Article by John Blundell
The most overtly pro-entrepreneur novel ever written is 50 years old this year. Ayn Rand’s best-selling book, Atlas Shrugged, is not on the reading list of any MBA course in the UK, nor on the syllabus of any British economics degree. Yet Rand’s narrative of heroic capitalists is ranked second only to the Bible as the book that has influenced most people, according to a survey by the Library of Congress (even a film, starring Brad Pitt and Angelina Jolie, is in preparation).
Rand’s books have sold 23m copies around the world and have had a huge impact. Novels almost universally portray capitalists as crooks, conmen or clowns. Rand disagrees. To her the businessman is a kind of hero, while the public sector is parasitical. She describes politicians’ words as “the leper bell of the approaching looters”.
I had better not spoil the plot of Atlas Shrugged by revealing it here but it echoes Lysistrata’s fable about women withholding sex from their husbands to secure peace and end the Peloponnesian war; in Atlas Shrugged the capitalists go on strike, all creativity atrophies and the world lurches into crisis.
There are many secret and some open apostles of the Rand cosmology. Alan Greenspan, the former chairman of the US Federal Reserve, has said she inspired him. Hans Snook, who launched the Orange mobile phone network in Britain before it was bought by France Telecom, is also a devotee.
As a great reader of profiles of business people, I can attest that her name crops up often. Atlas Shrugged is animated by a number of inventions spun from Rand’s imagination in 1957. Some have become reality. She envisaged a metal alloy that was lighter and stronger than steel. Ultrasonic sound has become an applied technique. “Galt’s Motor” is a new type of machine driven by static electricity. She had no scientific claims; but she was perceptive. Her point is that all advances are made by accomplished individuals.
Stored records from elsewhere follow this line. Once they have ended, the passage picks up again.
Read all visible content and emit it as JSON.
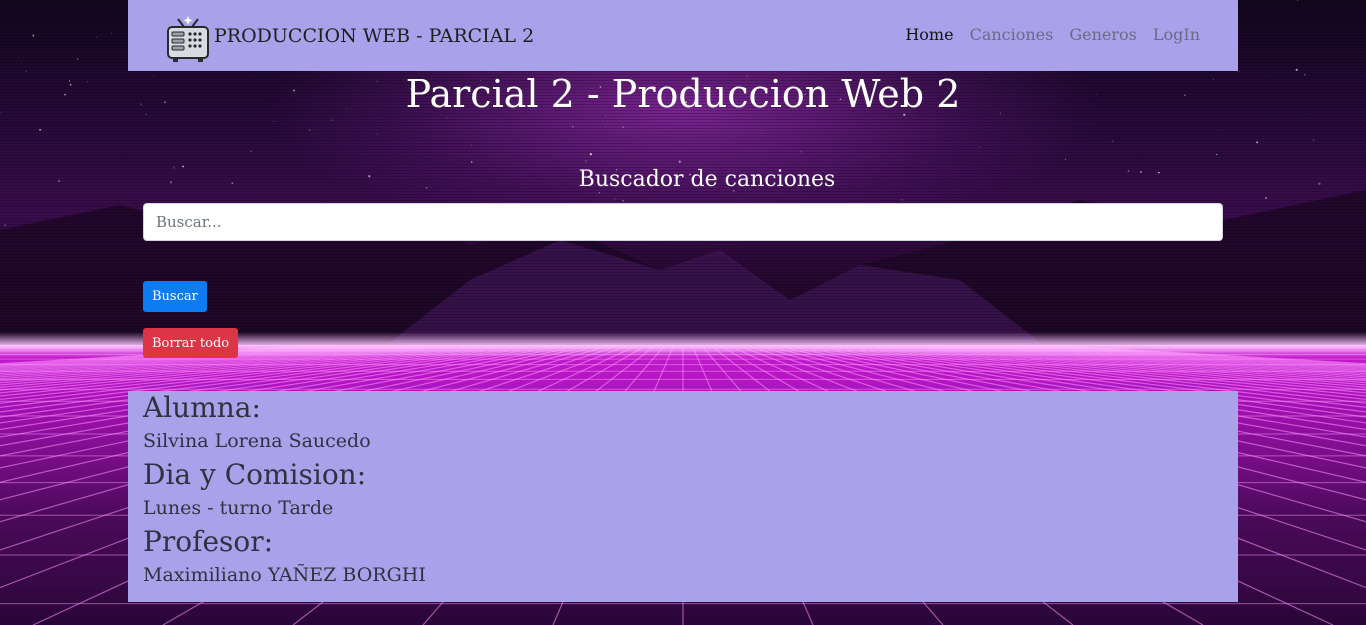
{
  "navbar": {
    "brand": "PRODUCCION WEB - PARCIAL 2",
    "logo_icon": "retro-tv-icon",
    "links": [
      {
        "label": "Home",
        "active": true
      },
      {
        "label": "Canciones",
        "active": false
      },
      {
        "label": "Generos",
        "active": false
      },
      {
        "label": "LogIn",
        "active": false
      }
    ]
  },
  "main": {
    "title": "Parcial 2 - Produccion Web 2"
  },
  "search": {
    "title": "Buscador de canciones",
    "placeholder": "Buscar...",
    "value": "",
    "search_button": "Buscar",
    "clear_button": "Borrar todo"
  },
  "info": {
    "student_label": "Alumna:",
    "student_value": "Silvina Lorena Saucedo",
    "day_label": "Dia y Comision:",
    "day_value": "Lunes - turno Tarde",
    "teacher_label": "Profesor:",
    "teacher_value": "Maximiliano YAÑEZ BORGHI"
  },
  "colors": {
    "panel": "#a9a1e9",
    "primary": "#0d7bf2",
    "danger": "#dc3545",
    "floor": "#c21ccb"
  }
}
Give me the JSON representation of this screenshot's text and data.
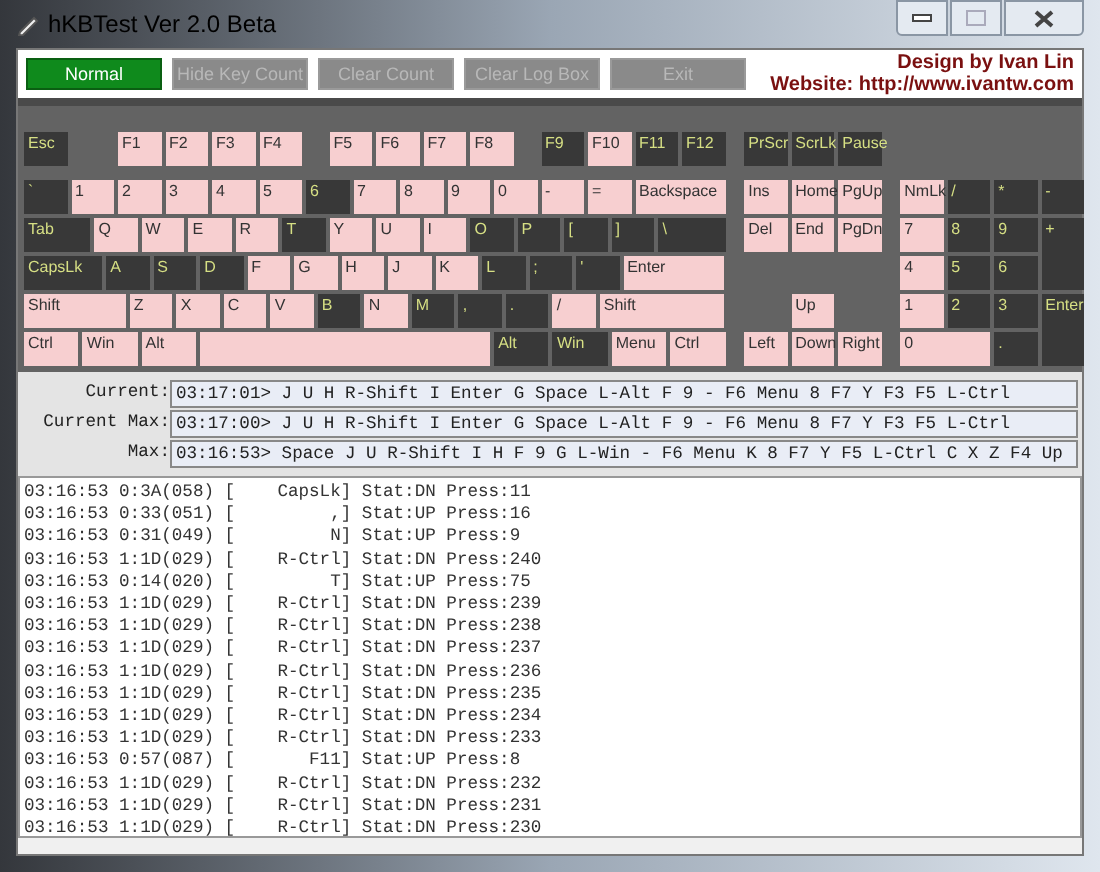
{
  "window": {
    "title": "hKBTest Ver 2.0 Beta"
  },
  "toolbar": {
    "buttons": [
      {
        "label": "Normal",
        "disabled": false
      },
      {
        "label": "Hide Key Count",
        "disabled": true
      },
      {
        "label": "Clear Count",
        "disabled": true
      },
      {
        "label": "Clear Log Box",
        "disabled": true
      },
      {
        "label": "Exit",
        "disabled": true
      }
    ],
    "credit": "Design by Ivan Lin",
    "website": "Website: http://www.ivantw.com"
  },
  "keyboard": {
    "function_row": [
      [
        {
          "label": "Esc",
          "pressed": false
        }
      ],
      [
        {
          "label": "F1",
          "pressed": true
        },
        {
          "label": "F2",
          "pressed": true
        },
        {
          "label": "F3",
          "pressed": true
        },
        {
          "label": "F4",
          "pressed": true
        }
      ],
      [
        {
          "label": "F5",
          "pressed": true
        },
        {
          "label": "F6",
          "pressed": true
        },
        {
          "label": "F7",
          "pressed": true
        },
        {
          "label": "F8",
          "pressed": true
        }
      ],
      [
        {
          "label": "F9",
          "pressed": false
        },
        {
          "label": "F10",
          "pressed": true
        },
        {
          "label": "F11",
          "pressed": false
        },
        {
          "label": "F12",
          "pressed": false
        }
      ]
    ],
    "main_rows": [
      [
        {
          "label": "`",
          "pressed": false
        },
        {
          "label": "1",
          "pressed": true
        },
        {
          "label": "2",
          "pressed": true
        },
        {
          "label": "3",
          "pressed": true
        },
        {
          "label": "4",
          "pressed": true
        },
        {
          "label": "5",
          "pressed": true
        },
        {
          "label": "6",
          "pressed": false
        },
        {
          "label": "7",
          "pressed": true
        },
        {
          "label": "8",
          "pressed": true
        },
        {
          "label": "9",
          "pressed": true
        },
        {
          "label": "0",
          "pressed": true
        },
        {
          "label": "-",
          "pressed": true
        },
        {
          "label": "=",
          "pressed": true
        },
        {
          "label": "Backspace",
          "pressed": true
        }
      ],
      [
        {
          "label": "Tab",
          "pressed": false
        },
        {
          "label": "Q",
          "pressed": true
        },
        {
          "label": "W",
          "pressed": true
        },
        {
          "label": "E",
          "pressed": true
        },
        {
          "label": "R",
          "pressed": true
        },
        {
          "label": "T",
          "pressed": false
        },
        {
          "label": "Y",
          "pressed": true
        },
        {
          "label": "U",
          "pressed": true
        },
        {
          "label": "I",
          "pressed": true
        },
        {
          "label": "O",
          "pressed": false
        },
        {
          "label": "P",
          "pressed": false
        },
        {
          "label": "[",
          "pressed": false
        },
        {
          "label": "]",
          "pressed": false
        },
        {
          "label": "\\",
          "pressed": false
        }
      ],
      [
        {
          "label": "CapsLk",
          "pressed": false
        },
        {
          "label": "A",
          "pressed": false
        },
        {
          "label": "S",
          "pressed": false
        },
        {
          "label": "D",
          "pressed": false
        },
        {
          "label": "F",
          "pressed": true
        },
        {
          "label": "G",
          "pressed": true
        },
        {
          "label": "H",
          "pressed": true
        },
        {
          "label": "J",
          "pressed": true
        },
        {
          "label": "K",
          "pressed": true
        },
        {
          "label": "L",
          "pressed": false
        },
        {
          "label": ";",
          "pressed": false
        },
        {
          "label": "'",
          "pressed": false
        },
        {
          "label": "Enter",
          "pressed": true
        }
      ],
      [
        {
          "label": "Shift",
          "pressed": true
        },
        {
          "label": "Z",
          "pressed": true
        },
        {
          "label": "X",
          "pressed": true
        },
        {
          "label": "C",
          "pressed": true
        },
        {
          "label": "V",
          "pressed": true
        },
        {
          "label": "B",
          "pressed": false
        },
        {
          "label": "N",
          "pressed": true
        },
        {
          "label": "M",
          "pressed": false
        },
        {
          "label": ",",
          "pressed": false
        },
        {
          "label": ".",
          "pressed": false
        },
        {
          "label": "/",
          "pressed": true
        },
        {
          "label": "Shift",
          "pressed": true
        }
      ],
      [
        {
          "label": "Ctrl",
          "pressed": true
        },
        {
          "label": "Win",
          "pressed": true
        },
        {
          "label": "Alt",
          "pressed": true
        },
        {
          "pressed": true
        },
        {
          "label": "Alt",
          "pressed": false
        },
        {
          "label": "Win",
          "pressed": false
        },
        {
          "label": "Menu",
          "pressed": true
        },
        {
          "label": "Ctrl",
          "pressed": true
        }
      ]
    ],
    "nav_top": [
      {
        "label": "PrScr",
        "pressed": false
      },
      {
        "label": "ScrLk",
        "pressed": false
      },
      {
        "label": "Pause",
        "pressed": false
      }
    ],
    "nav": [
      {
        "label": "Ins",
        "pressed": true
      },
      {
        "label": "Home",
        "pressed": true
      },
      {
        "label": "PgUp",
        "pressed": true
      },
      {
        "label": "Del",
        "pressed": true
      },
      {
        "label": "End",
        "pressed": true
      },
      {
        "label": "PgDn",
        "pressed": true
      },
      {
        "label": "Up",
        "pressed": true
      },
      {
        "label": "Left",
        "pressed": true
      },
      {
        "label": "Down",
        "pressed": true
      },
      {
        "label": "Right",
        "pressed": true
      }
    ],
    "numpad": [
      {
        "label": "NmLk",
        "pressed": true
      },
      {
        "label": "/",
        "pressed": false
      },
      {
        "label": "*",
        "pressed": false
      },
      {
        "label": "-",
        "pressed": false
      },
      {
        "label": "7",
        "pressed": true
      },
      {
        "label": "8",
        "pressed": false
      },
      {
        "label": "9",
        "pressed": false
      },
      {
        "label": "+",
        "pressed": false
      },
      {
        "label": "4",
        "pressed": true
      },
      {
        "label": "5",
        "pressed": false
      },
      {
        "label": "6",
        "pressed": false
      },
      {
        "label": "1",
        "pressed": true
      },
      {
        "label": "2",
        "pressed": false
      },
      {
        "label": "3",
        "pressed": false
      },
      {
        "label": "Enter",
        "pressed": false
      },
      {
        "label": "0",
        "pressed": true
      },
      {
        "label": ".",
        "pressed": false
      }
    ]
  },
  "status": [
    {
      "label": "Current:",
      "value": "03:17:01> J U H R-Shift I Enter G Space L-Alt F 9 - F6 Menu 8 F7 Y F3 F5 L-Ctrl"
    },
    {
      "label": "Current Max:",
      "value": "03:17:00> J U H R-Shift I Enter G Space L-Alt F 9 - F6 Menu 8 F7 Y F3 F5 L-Ctrl"
    },
    {
      "label": "Max:",
      "value": "03:16:53> Space J U R-Shift I H F 9 G L-Win - F6 Menu K 8 F7 Y F5 L-Ctrl C X Z F4 Up"
    }
  ],
  "log": [
    "03:16:53 0:3A(058) [    CapsLk] Stat:DN Press:11",
    "03:16:53 0:33(051) [         ,] Stat:UP Press:16",
    "03:16:53 0:31(049) [         N] Stat:UP Press:9",
    "03:16:53 1:1D(029) [    R-Ctrl] Stat:DN Press:240",
    "03:16:53 0:14(020) [         T] Stat:UP Press:75",
    "03:16:53 1:1D(029) [    R-Ctrl] Stat:DN Press:239",
    "03:16:53 1:1D(029) [    R-Ctrl] Stat:DN Press:238",
    "03:16:53 1:1D(029) [    R-Ctrl] Stat:DN Press:237",
    "03:16:53 1:1D(029) [    R-Ctrl] Stat:DN Press:236",
    "03:16:53 1:1D(029) [    R-Ctrl] Stat:DN Press:235",
    "03:16:53 1:1D(029) [    R-Ctrl] Stat:DN Press:234",
    "03:16:53 1:1D(029) [    R-Ctrl] Stat:DN Press:233",
    "03:16:53 0:57(087) [       F11] Stat:UP Press:8",
    "03:16:53 1:1D(029) [    R-Ctrl] Stat:DN Press:232",
    "03:16:53 1:1D(029) [    R-Ctrl] Stat:DN Press:231",
    "03:16:53 1:1D(029) [    R-Ctrl] Stat:DN Press:230"
  ]
}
Rand termed her philosophy “objectivism” and the core of Atlas Shrugged is John Galt’s speech. It spans 56 pages and is a manifesto for business or capitalism.
In my view she may overstate her case and for a novel there may be too much evangelisation and a dearth of adjectives or jokes. Yet Rand was writing in her second language and at a time when virtually all the intellectuals were dedicating themselves to monster “isms” of the 20th century: communism, socialism or fascism. Her purpose was to try to wake up the business class to its primary role.
Rand was not an accountant trying to tell a story of balance sheets. She was indifferent to profit and loss, other than how they represented personal autonomy and responsibility.
Her philosophy involves hostility to religion – not the polite indifference some of us exercise. To her, faith is the negation of reason. She also advocated a rather brittle sexual liberation. She was not one of nature’s Rotarians or Chamber of Commerce merchants of banality. She did not see businessmen as models of silent propriety there to be milked by the state for all its “free services”, which I take to be the Confederation of British Industry’s world view.
She was born in Russia in 1905, and named Alyssa Rosenbaum. She witnessed the Red Revolution, including the Bolsheviks confiscating her family’s property. She graduated from the University of Leningrad and through a series of adventures ended up in Hollywood trying to be a film script writer. In storybook fashion she bumped into Cecil B De Mille at the studio gates. He employed her.
She was nothing but direct in her writing and was second only to the late Milton Friedman in her ability to cut to the heart of the matter. “Capitalism’s foreign policy is free trade” is among my favourites; as is “without property rights, no other rights are possible”. Another is her desire to see “a separation of state and economics in the same way and for the same reasons as the separation of state and church”.
The first of her blockbuster novels, The Fountainhead, was rejected by 12 publishers but eventually became a phenomenal success despite being ridiculed in all the reviews. It was made into a film in the 1930s, with Gary Cooper playing the lead. In the Atlas Shrugged film, Jolie is to play the female hero, Dagny Taggart, and Pitt will play John Galt, the entrepreneur.
Rand is scoffed at by the literary establishment. I do not claim that she is an unknown Jane Austen. She does not exhibit the grace, subtlety or wit. Yet Rand’s oeuvre of pro-capitalist stories has a compulsive, perhaps, hypnotic power over many of her followers.
A gift of Atlas Shrugged to a teenager can be a powerful inoculation against the urge to meddle and redistribute.
The theme at the heart of Atlas Shrugged is the phrase, “Who is John Galt?” I do not think I am revealing too much to say he is the hero-entrepreneur we all might fancy ourselves to be when we look in the mirror.
Business people are the creators of opportunity as much as the creators of wealth. The capitalist is portrayed as a noble spirit brought down not so much by taxation and regulation but rather envy. I can be confident in surmising that neither Chancellor Gordon Brown nor David Cameron, the Tory leader, has read Rand’s story.
John Blundell is director general of the Institute of Economic Affairs.